De la misma manera que tampoco eres tu cuerpo.

Tu cuerpo es la forma, tu mente es el contenido.

Piensas que eres un cuerpo, gobernado por un cerebro, determinado por un código genético, e influenciado por tu entorno.

Pero no es así. Eso solo sirve para lanzar culpas a diestro y a siniestro.

Tu cuerpo no es más que una humilde carcasa que utilizas en el mundo.

Con él te sitúas en el espacio, te haces idea de las distancias que has recorrido y de las que te quedan por recorrer.

El terreno de la vida es más manejable así.

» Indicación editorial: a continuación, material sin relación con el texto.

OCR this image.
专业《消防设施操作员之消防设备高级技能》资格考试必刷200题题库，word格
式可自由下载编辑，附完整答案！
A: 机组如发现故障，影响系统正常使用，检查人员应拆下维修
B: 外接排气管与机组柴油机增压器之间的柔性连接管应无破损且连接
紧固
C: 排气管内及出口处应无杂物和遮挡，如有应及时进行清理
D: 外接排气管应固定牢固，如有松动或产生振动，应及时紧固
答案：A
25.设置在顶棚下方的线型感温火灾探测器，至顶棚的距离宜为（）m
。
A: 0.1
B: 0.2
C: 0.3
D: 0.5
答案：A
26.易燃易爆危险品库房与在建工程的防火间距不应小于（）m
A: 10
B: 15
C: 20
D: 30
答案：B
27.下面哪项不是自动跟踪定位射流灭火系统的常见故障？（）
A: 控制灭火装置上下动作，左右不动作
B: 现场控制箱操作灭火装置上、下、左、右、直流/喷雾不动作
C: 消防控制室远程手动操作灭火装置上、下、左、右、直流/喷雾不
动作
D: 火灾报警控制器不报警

Pero no olvides que ese cuerpo no eres tú. Ese cuerpo es solo un medio, no un fin en sí mismo.

Y puedes hacer que sea un medio para aprender.

Es solo eso, un recurso de aprendizaje, no un maestro.

(escrito por un humano)

125 Los objetos que hablan

Verás. Estoy empaquetando ya cosas para una próxima mudanza.

Y me doy cuenta de que muchos de los objetos que guardo no los poseo yo, sino que ellos me poseen a mí.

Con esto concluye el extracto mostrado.